SEACC releases results of candidate energy policy questionnaire

    (Courtesy of SEACC.)

    Juneau, Alaska (KINY) - The Southeast Alaska Conservation Council is releasing the results of a questionnaire put to every registered state house candidate on State energy policies conducted in September.

    The questionnaire asked all registered House candidates in Southeast Alaska where they stood on three policies SEACC said are likely to be up for discussion in the next legislature — the Renewable Energy Fund, a Green Bank bill, and Power Cost Equalization.
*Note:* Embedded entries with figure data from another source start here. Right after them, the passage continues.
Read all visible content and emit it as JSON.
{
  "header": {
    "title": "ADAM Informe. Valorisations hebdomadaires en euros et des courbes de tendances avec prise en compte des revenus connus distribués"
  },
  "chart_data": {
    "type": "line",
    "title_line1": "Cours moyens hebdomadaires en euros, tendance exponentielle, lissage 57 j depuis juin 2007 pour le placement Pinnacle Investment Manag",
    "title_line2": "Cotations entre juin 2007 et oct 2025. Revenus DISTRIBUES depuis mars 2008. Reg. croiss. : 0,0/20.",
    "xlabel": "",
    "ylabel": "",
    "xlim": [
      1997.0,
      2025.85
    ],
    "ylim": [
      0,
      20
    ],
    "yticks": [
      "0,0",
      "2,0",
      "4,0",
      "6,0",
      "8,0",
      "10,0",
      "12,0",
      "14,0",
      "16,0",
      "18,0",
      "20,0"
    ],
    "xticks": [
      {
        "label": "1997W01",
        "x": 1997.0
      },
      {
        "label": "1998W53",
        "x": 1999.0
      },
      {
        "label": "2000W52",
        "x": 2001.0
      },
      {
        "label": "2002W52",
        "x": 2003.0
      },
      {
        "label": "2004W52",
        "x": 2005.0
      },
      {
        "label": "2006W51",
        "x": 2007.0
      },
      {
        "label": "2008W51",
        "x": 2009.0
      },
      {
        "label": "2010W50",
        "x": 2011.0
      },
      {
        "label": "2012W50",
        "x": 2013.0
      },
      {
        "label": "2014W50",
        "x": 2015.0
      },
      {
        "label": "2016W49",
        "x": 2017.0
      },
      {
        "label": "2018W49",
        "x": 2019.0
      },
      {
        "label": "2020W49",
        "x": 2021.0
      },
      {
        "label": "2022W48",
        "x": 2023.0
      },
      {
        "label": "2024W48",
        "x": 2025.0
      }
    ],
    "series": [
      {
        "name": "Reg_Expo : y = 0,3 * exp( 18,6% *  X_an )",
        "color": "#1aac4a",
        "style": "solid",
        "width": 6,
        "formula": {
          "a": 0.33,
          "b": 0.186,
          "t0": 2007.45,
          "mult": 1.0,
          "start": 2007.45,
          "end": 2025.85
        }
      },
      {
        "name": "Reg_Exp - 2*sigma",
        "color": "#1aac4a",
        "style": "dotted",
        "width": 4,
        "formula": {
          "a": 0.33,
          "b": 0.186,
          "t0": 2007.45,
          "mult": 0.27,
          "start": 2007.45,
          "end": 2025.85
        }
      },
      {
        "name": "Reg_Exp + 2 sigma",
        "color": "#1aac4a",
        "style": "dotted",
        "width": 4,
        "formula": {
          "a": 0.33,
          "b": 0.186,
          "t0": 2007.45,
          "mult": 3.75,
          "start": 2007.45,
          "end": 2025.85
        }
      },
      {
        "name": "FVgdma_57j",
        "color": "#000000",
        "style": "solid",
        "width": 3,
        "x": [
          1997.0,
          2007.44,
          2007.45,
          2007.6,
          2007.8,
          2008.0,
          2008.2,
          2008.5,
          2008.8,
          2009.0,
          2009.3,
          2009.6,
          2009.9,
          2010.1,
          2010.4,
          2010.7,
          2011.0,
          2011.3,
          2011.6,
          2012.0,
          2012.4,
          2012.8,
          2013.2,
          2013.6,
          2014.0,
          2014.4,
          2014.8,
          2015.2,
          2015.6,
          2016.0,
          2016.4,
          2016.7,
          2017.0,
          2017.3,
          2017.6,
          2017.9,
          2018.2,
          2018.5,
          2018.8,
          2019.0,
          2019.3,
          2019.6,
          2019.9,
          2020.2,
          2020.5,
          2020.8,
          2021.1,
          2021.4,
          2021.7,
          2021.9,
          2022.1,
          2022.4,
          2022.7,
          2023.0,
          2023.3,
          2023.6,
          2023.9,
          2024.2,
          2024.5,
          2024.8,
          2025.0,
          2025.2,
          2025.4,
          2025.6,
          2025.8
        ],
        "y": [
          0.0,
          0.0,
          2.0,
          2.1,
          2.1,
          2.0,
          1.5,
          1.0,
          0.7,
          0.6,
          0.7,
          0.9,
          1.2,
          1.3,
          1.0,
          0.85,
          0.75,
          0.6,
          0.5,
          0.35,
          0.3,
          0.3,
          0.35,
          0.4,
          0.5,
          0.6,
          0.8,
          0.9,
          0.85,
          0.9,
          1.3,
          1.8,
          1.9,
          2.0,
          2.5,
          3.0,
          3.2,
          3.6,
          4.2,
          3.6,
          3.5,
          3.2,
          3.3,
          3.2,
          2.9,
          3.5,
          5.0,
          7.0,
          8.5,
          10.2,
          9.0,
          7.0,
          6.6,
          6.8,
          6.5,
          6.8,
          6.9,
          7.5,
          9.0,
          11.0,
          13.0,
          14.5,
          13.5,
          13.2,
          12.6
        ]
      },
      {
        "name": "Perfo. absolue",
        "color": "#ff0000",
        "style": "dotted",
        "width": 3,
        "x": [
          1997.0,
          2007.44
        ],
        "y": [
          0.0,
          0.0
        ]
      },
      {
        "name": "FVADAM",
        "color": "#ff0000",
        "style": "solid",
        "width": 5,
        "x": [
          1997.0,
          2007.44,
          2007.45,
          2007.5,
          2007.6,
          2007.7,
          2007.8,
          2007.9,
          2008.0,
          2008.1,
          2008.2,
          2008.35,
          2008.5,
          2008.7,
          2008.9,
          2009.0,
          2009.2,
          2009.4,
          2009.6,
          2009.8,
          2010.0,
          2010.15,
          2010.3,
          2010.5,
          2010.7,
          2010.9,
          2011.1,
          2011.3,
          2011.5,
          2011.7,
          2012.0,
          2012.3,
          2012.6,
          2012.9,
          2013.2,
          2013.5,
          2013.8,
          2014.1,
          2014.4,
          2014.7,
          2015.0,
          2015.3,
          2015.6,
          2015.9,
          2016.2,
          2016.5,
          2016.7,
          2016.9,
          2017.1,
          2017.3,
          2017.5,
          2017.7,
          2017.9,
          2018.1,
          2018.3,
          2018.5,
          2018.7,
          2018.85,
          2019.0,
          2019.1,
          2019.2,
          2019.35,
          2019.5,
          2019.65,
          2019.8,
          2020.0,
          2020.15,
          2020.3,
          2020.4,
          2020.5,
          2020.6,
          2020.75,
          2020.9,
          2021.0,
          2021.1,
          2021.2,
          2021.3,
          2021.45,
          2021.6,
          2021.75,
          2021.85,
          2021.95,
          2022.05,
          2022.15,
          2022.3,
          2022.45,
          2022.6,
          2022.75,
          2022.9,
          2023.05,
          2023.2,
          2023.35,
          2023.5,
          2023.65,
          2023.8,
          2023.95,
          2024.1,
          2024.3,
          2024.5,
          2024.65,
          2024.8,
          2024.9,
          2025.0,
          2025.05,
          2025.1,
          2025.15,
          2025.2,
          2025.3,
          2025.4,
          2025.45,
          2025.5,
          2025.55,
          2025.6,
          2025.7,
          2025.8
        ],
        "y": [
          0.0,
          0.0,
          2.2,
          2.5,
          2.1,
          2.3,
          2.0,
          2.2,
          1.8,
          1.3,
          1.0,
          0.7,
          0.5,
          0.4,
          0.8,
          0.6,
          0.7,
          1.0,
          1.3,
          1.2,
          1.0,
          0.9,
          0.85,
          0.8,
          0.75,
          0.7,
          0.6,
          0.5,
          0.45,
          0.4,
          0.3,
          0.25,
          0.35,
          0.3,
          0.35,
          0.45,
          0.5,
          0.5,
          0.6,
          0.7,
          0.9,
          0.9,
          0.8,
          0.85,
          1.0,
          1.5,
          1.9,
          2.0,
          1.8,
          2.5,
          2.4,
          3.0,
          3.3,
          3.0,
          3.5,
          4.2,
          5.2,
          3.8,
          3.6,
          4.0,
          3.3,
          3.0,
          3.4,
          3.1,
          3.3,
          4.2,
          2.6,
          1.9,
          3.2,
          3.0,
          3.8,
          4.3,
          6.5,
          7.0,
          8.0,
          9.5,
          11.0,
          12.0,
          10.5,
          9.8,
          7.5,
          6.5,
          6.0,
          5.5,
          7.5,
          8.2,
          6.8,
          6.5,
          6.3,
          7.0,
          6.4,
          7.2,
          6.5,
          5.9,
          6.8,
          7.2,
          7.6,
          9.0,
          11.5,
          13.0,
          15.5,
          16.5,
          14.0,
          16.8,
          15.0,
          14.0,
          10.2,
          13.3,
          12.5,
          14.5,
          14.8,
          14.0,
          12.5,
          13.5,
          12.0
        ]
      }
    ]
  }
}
    The Renewable Energy Fund has been providing grants to rural communities to build renewable generation capacity since 2004 but is set to expire in 2023. Incumbent Representative Dan Ortiz of Ketchikan acknowledged in his written response that there are “several projects” in the region that would still benefit from funding, and his opponent in the race, Jeremy Bynum, largely agrees with him.
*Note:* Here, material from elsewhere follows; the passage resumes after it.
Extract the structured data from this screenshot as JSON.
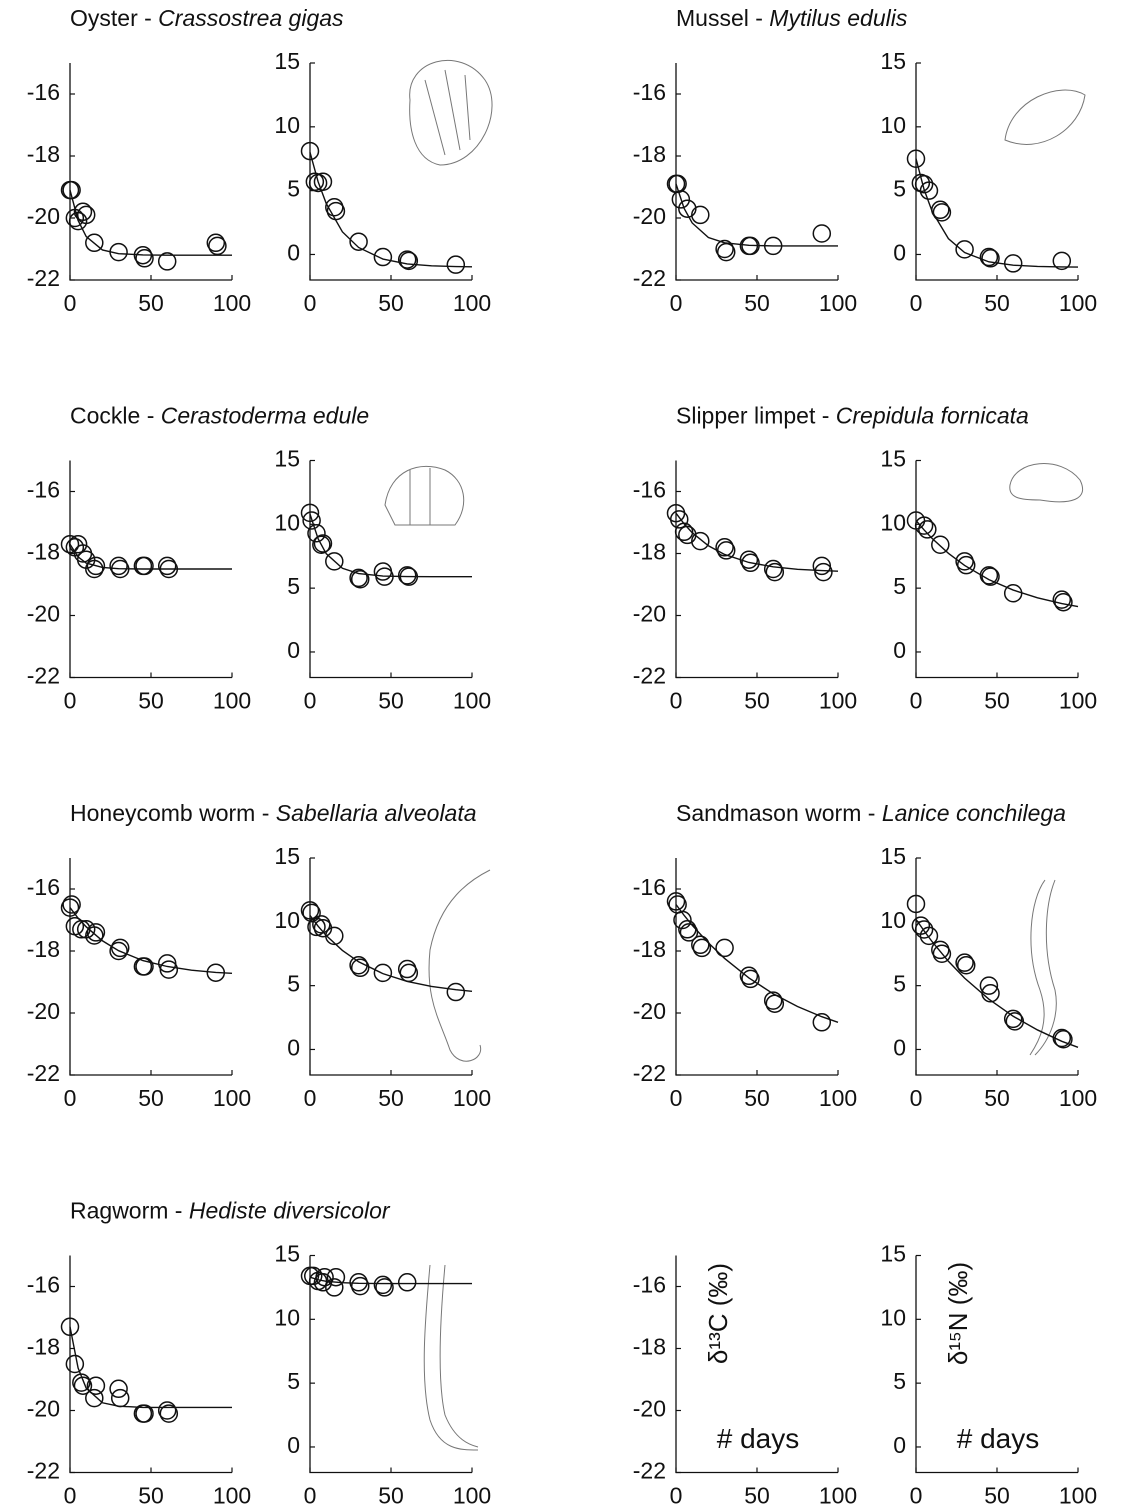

    On a proposed Green Bank bill, which would create a state agency to facilitate financings for green technology like heat pumps or rooftop solar arrays, support was likewise unanimous across all respondents, although different candidates emphasized different concerns with where it was housed and how it should be managed.

    Support was more conditional for reforming Power Cost Equalization. SEACC noted that, while PCE is a lifesaver for rural communities depending on diesel for power, there are certain pitfalls built into the program formula that can disincentivize switching to renewables. They further said veteran lawmakers representing relatively more urban districts expressed more concerns about making changes. But Rebecca Himschoot, who is vying to represent District 2, which includes most of the PCE-eligible communities in Southeast, emphasized the critical nature of the program while keeping the door open to modifications to create incentives for rural communities to upgrade to renewables.

    SEACC said registered candidates Ken Skaflestadt and Darrel Harmon were invited to respond and contacted multiple times, in writing and by phone, by SEACC staff. These candidates ultimately chose not to respond.